Washington State Patrol hosted a grand opening ceremony Thursday for the Ridgefield Port of Entry to show off the weigh station’s state-of-the-art upgrades and dedicate the facility to the only commercial vehicle officer killed in the line of duty.
Troopers and dozens of officials from partnering agencies gathered late in the morning at the weigh station located on northbound Interstate 5, about a mile north of Ridgefield before the ilani casino exit, to honor Weight Control Officer Joseph Modlin.
Standing at a podium situated between a tractor-trailer and row of trooper SUVs, Capt. Shannon Bendiksen told the crowd the port of entry is essential to curtailing the thousands of crashes each year in Washington.
“The (commercial vehicle) officers are critical to this mission, and we’re excited to provide them with the new facility,” Bendiksen said.
A plaque was unveiled for Modlin who died in the line of duty Aug. 15, 1974, when he was struck by a tractor-trailer at a weigh station in Home Valley on state Highway 14. According to the Behind the Badge Foundation, he was struck while conducting an inspection on another truck.
He was 60 years old at the time and had served six years with the state patrol. Modlin was survived by his wife and three children.
Modlin’s daughter, Luanne Mason of Vancouver, attended the ceremony and said her family is deeply appreciative of state patrol keeping her father’s memory alive.
“For eternity,” she said of the plaque’s permanence.
The weigh station in north Clark County is operated by state patrol in District 5, which covers Clark, Cowlitz, Lewis, Klickitat and Skamania counties. It closed Oct. 19, 2018, when crews broke ground on a $3.7 million project to upgrade the station built sometime in the 1960s. The facility was fully operational by mid-November.
Construction included a new 3,919-square-foot, single-story scale house building and an operations station. There were a few delays, but the entire facility reopened around its originally planned date, Bendiksen said.
The primary function of the port of entry is to monitor truck traffic entering the state. The scale is open 24 hours a day. Officers use advanced technology to screen commercial motor vehicles and notify which trucks should enter into the scale for further inspection, Bendiksen said.
The checkpoint looks for several potential violations, from improperly secured cargo to the driver’s failure to log enough sleep hours. But the most common is overweight violations — depending on the number of axles and their license, trucks can weigh more than 100,000 pounds.

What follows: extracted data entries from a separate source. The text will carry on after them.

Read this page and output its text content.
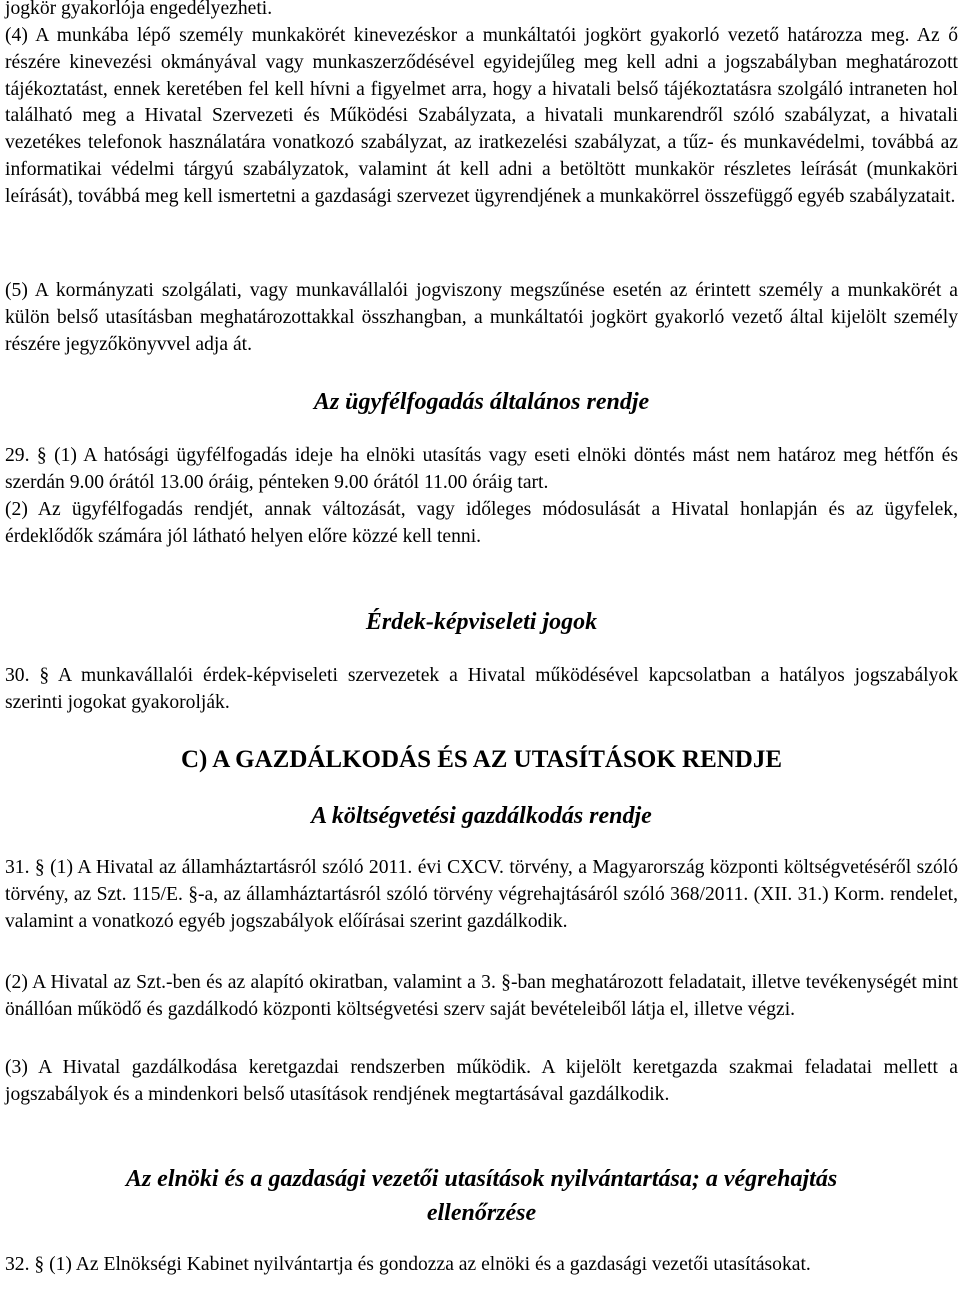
jogkör gyakorlója engedélyezheti.

(4) A munkába lépő személy munkakörét kinevezéskor a munkáltatói jogkört gyakorló vezető határozza meg. Az ő részére kinevezési okmányával vagy munkaszerződésével egyidejűleg meg kell adni a jogszabályban meghatározott tájékoztatást, ennek keretében fel kell hívni a figyelmet arra, hogy a hivatali belső tájékoztatásra szolgáló intraneten hol található meg a Hivatal Szervezeti és Működési Szabályzata, a hivatali munkarendről szóló szabályzat, a hivatali vezetékes telefonok használatára vonatkozó szabályzat, az iratkezelési szabályzat, a tűz- és munkavédelmi, továbbá az informatikai védelmi tárgyú szabályzatok, valamint át kell adni a betöltött munkakör részletes leírását (munkaköri leírását), továbbá meg kell ismertetni a gazdasági szervezet ügyrendjének a munkakörrel összefüggő egyéb szabályzatait.

(5) A kormányzati szolgálati, vagy munkavállalói jogviszony megszűnése esetén az érintett személy a munkakörét a külön belső utasításban meghatározottakkal összhangban, a munkáltatói jogkört gyakorló vezető által kijelölt személy részére jegyzőkönyvvel adja át.

Az ügyfélfogadás általános rendje

29. § (1) A hatósági ügyfélfogadás ideje ha elnöki utasítás vagy eseti elnöki döntés mást nem határoz meg hétfőn és szerdán 9.00 órától 13.00 óráig, pénteken 9.00 órától 11.00 óráig tart.

(2) Az ügyfélfogadás rendjét, annak változását, vagy időleges módosulását a Hivatal honlapján és az ügyfelek, érdeklődők számára jól látható helyen előre közzé kell tenni.

Érdek-képviseleti jogok

30. § A munkavállalói érdek-képviseleti szervezetek a Hivatal működésével kapcsolatban a hatályos jogszabályok szerinti jogokat gyakorolják.

C) A GAZDÁLKODÁS ÉS AZ UTASÍTÁSOK RENDJE
A költségvetési gazdálkodás rendje

31. § (1) A Hivatal az államháztartásról szóló 2011. évi CXCV. törvény, a Magyarország központi költségvetéséről szóló törvény, az Szt. 115/E. §-a, az államháztartásról szóló törvény végrehajtásáról szóló 368/2011. (XII. 31.) Korm. rendelet, valamint a vonatkozó egyéb jogszabályok előírásai szerint gazdálkodik.

(2) A Hivatal az Szt.-ben és az alapító okiratban, valamint a 3. §-ban meghatározott feladatait, illetve tevékenységét mint önállóan működő és gazdálkodó központi költségvetési szerv saját bevételeiből látja el, illetve végzi.

(3) A Hivatal gazdálkodása keretgazdai rendszerben működik. A kijelölt keretgazda szakmai feladatai mellett a jogszabályok és a mindenkori belső utasítások rendjének megtartásával gazdálkodik.

Az elnöki és a gazdasági vezetői utasítások nyilvántartása; a végrehajtás
ellenőrzése

32. § (1) Az Elnökségi Kabinet nyilvántartja és gondozza az elnöki és a gazdasági vezetői utasításokat.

There are five ports of entry in the state, and Ridgefield’s is the state patrol’s busiest, with more than 120,000 truck crossings every month, Bendiksen said. There are more than 50 scales or weigh stations statewide; Ridgefield is second behind the northbound I-5 scale in Nisqually, she said.
Between 5,000 and 7,000 trucks are stopped and inspected at the Ridgefield scale house every day, Commercial Vehicle Enforcement Officer Marc Modler said.
Inside the scale house, visitors were permitted to walk into a newly added space beneath a parked truck. The concrete pit is illuminated with LED lights and has an automatic air induction system. The entire building is equipped with automatic lights and ventilation, Modler said.
There is an older pit for inspections on the opposite side of the newly equipped one, but previously, many officers had to slide on their backs beneath trucks to examine them.
“The inspections are done more quickly,” Modler said. “We can get trucks back on the road, or put them out of service.”
The station is equipped with more bells and whistles, including three large flat screen televisions relaying a dozen video surveillance feeds placed around the facility. But the crown jewel is likely the facility’s interface with the Commercial Vehicle Information Systems and Networks — a sorting tool that allows commercial vehicles to be weighed, measured and license plates read while traveling at freeway speed.
Those measurements happen before the port of entry, and the system has three seconds to decide whether to instruct a truck driver to pull in, Mason said. In the past week, two trucks were put out of service because the system detected, and the officers confirmed, that the truck’s parent company was out of compliance, which can happen for various reasons.
“They’re sitting right back there,” Modler said as he pointed a thumb over his shoulder.
Overall, the station is an immense improvement over the “old, ugly box” officers worked out of for decades, Modler said.